Nachman from Los Angeles by Leonard Michaels: Story about a guy getting roped into writing an assignment for a Persian prince studying in America. Interesting psychology between the characters. Didn't hit home in a huge way, but I dug it overall.
The Rug by Meg Mullins: Guy achieves his dream to find it useless. Has a Thnikkaman, but it's not as noticable.
Digging by Beth Lordan: Actually has a happy ending after meandering through the genealogies of two Irish/Irish-American families. HAPPY ENDING. I could shit my pants! It's impossible!
For the "To Read" List
Along the Frontage Road by Michael Chabon: A father helping his son pick out a pumpkin after a tragedy. Not the greatest work, but one part touched me. Plus, I like this author already, so I'm kinda cheating.
Seven by Edwidge Danticat: THNIKKAMAN! But also a romantic story of a couple separated after seven years. I'm not projecting. [whistles]
A House on the Plains by E.L. Doctrow: SURPRISE ENDING! I dug it.
Nobody's Business by Jhumpa Lahiri: A guy loves a girl, she loves another guy, the other guy is a douche, first guy doesn't get girl anyway. Also, innocent person caught in the crossfire of ROMANTIC DRAMA, which is basically the story of my life. Mostly realistic except for the phone sequence. Nevertheless, it does cement for me how much I like Lahiri.

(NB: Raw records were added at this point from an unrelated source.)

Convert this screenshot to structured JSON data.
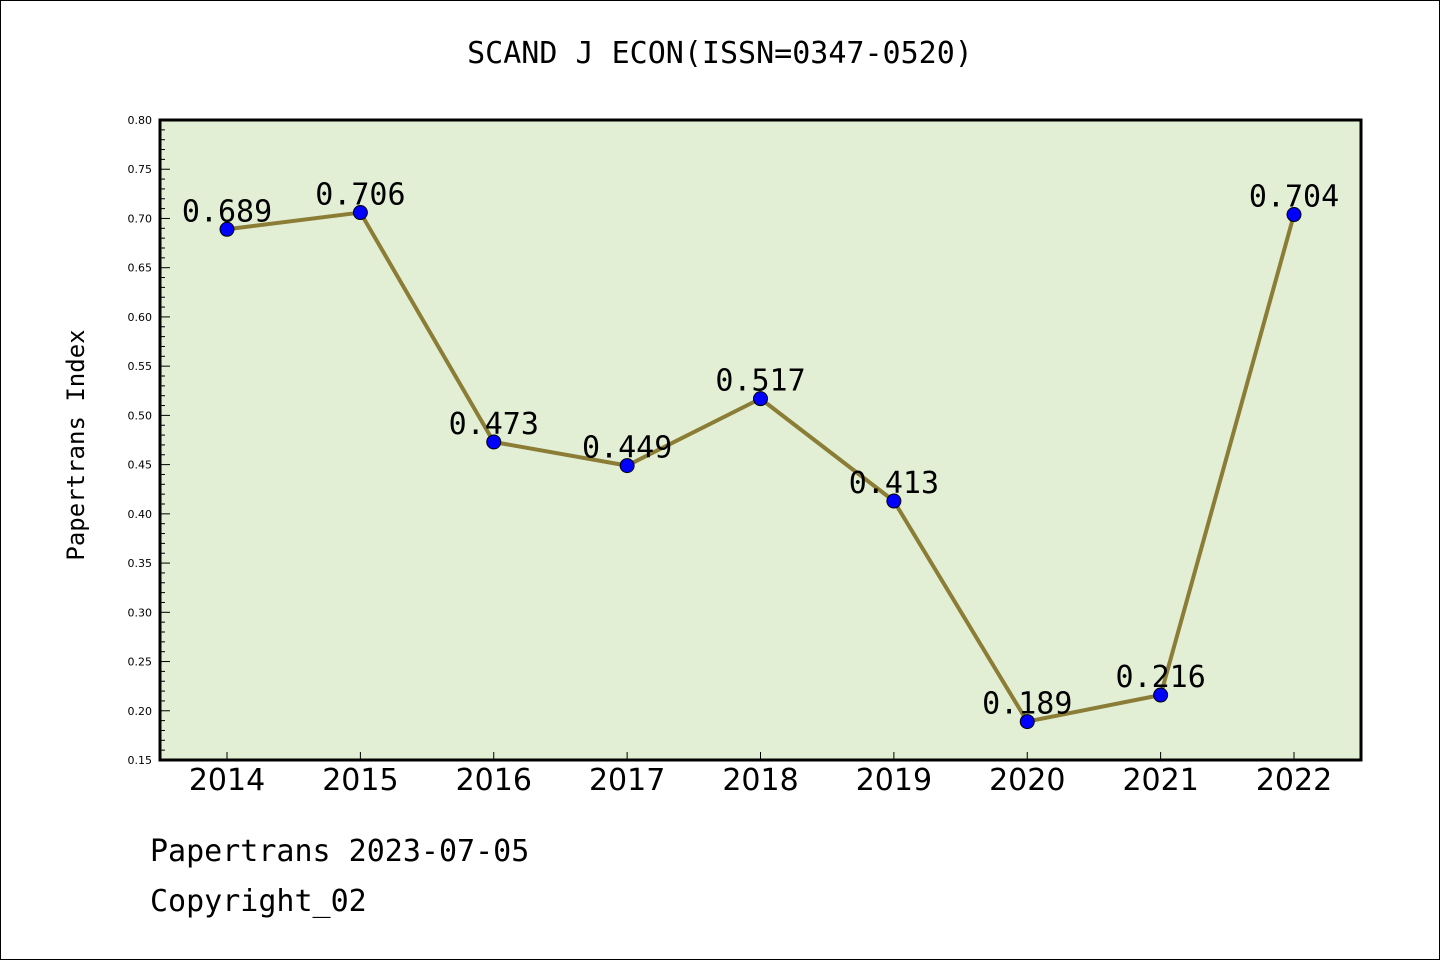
{
  "chart_data": {
    "type": "line",
    "title": "SCAND J ECON(ISSN=0347-0520)",
    "ylabel": "Papertrans Index",
    "xlabel": "",
    "categories": [
      "2014",
      "2015",
      "2016",
      "2017",
      "2018",
      "2019",
      "2020",
      "2021",
      "2022"
    ],
    "series": [
      {
        "values": [
          0.689,
          0.706,
          0.473,
          0.449,
          0.517,
          0.413,
          0.189,
          0.216,
          0.704
        ]
      }
    ],
    "data_labels": [
      "0.689",
      "0.706",
      "0.473",
      "0.449",
      "0.517",
      "0.413",
      "0.189",
      "0.216",
      "0.704"
    ],
    "ylim": [
      0.15,
      0.8
    ],
    "yticks": [
      "0.15",
      "0.20",
      "0.25",
      "0.30",
      "0.35",
      "0.40",
      "0.45",
      "0.50",
      "0.55",
      "0.60",
      "0.65",
      "0.70",
      "0.75",
      "0.80"
    ],
    "grid": false,
    "legend": "none",
    "colors": {
      "plot_background": "#e2efd5",
      "line": "#8b7d35",
      "marker": "#0000ff"
    }
  },
  "footer": {
    "line1": "Papertrans 2023-07-05",
    "line2": "Copyright_02"
  }
}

Aftermath by Mary Yukari Waters: A Japanese woman starts to adjust to the new breed of "normal life" in her country after the devastation World War II. Common themes, but told really well.
The Heifer by Melissa Hardy: A sad yet disturbing story about a woman who does the impossible and the horrible for a cow. This is less funny and more awesome than I make it sound.
Surrounded by Sleep by Akhil Sharma: The best for last. A young Indian-American boy's ultimately disappointing relationship with God (who looks like Superman) after his brother is crippled and brain damaged in a diving accident. Much less cheesy and more thoughtful than I'm making it sound. It made me tear up.